Gardiniera (Mixed Veg pickles)
- Veg: E.g. ¼ cauli, ½ beetroot, ½ fennel, 1 carrot, radishes, celery in bite size chunks, or smaller if you prefer
- Optional: Shallot, 1 clove garlic, 1 chilli (sliced) sliced or roughly chopped
- Herbs: 5 peppercorns, 2 bay leaves, a couple stalks dill, etc. whole
- 3% cold brine: E.g. for ~500ml put 15g salt in a jug, fill to 500g with boiled filtered water, stir to dissolve, and cool.
- Chop or slice the veg as desired (smaller for harder bits like cauli stalks).
- Put herbs, chillies & garlic in the jar. Pack in the veg but not too tight.
- Fill with brine, leaving a bit of space on top.
- Ferment as follows:
- Put lid on loosely so nothing explodes, with a dish underneath for drips. Ferment at room temp (out of the sun) 7-14 days, ’til it’s as tangy as you like.
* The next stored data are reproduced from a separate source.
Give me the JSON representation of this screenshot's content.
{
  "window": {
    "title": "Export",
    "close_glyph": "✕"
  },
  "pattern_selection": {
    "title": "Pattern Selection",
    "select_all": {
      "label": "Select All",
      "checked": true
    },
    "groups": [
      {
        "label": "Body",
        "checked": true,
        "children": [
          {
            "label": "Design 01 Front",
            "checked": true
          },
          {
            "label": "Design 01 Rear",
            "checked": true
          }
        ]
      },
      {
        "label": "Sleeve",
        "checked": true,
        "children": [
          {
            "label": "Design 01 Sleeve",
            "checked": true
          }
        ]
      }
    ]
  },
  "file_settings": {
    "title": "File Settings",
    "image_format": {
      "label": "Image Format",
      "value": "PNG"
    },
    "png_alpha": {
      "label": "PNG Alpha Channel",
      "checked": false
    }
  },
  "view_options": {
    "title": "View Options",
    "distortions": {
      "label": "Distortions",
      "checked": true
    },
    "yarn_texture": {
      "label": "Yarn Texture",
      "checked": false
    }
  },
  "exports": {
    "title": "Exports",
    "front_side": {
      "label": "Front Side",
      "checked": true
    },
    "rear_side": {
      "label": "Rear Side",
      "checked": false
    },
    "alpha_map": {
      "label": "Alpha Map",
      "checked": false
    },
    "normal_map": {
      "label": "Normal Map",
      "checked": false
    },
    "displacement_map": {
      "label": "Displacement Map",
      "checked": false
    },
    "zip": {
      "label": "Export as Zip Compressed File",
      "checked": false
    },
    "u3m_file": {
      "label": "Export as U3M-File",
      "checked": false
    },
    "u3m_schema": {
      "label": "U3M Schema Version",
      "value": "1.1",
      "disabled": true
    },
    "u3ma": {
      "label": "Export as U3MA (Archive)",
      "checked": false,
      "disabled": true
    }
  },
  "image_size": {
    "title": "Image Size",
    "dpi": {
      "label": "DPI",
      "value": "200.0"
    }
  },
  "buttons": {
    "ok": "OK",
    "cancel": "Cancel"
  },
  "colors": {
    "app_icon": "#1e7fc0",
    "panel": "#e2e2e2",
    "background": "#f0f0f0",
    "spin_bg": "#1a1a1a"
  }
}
Note, warm rooms ferment faster!
- Every 1-2 days, press down with a clean fork to get out bubbles and keep everything covered in brine. (Air can cause mould!)
- Don’t worry if you see bubbles or cloudiness, this is all part of the process - but if you see lots of mould that’s not a good sign.
- Once it’s fermented, it should last for months in the fridge.
- For more info, ask knowledgeable friends or the internet – or find a pickling workshop, there are a few around Manchester.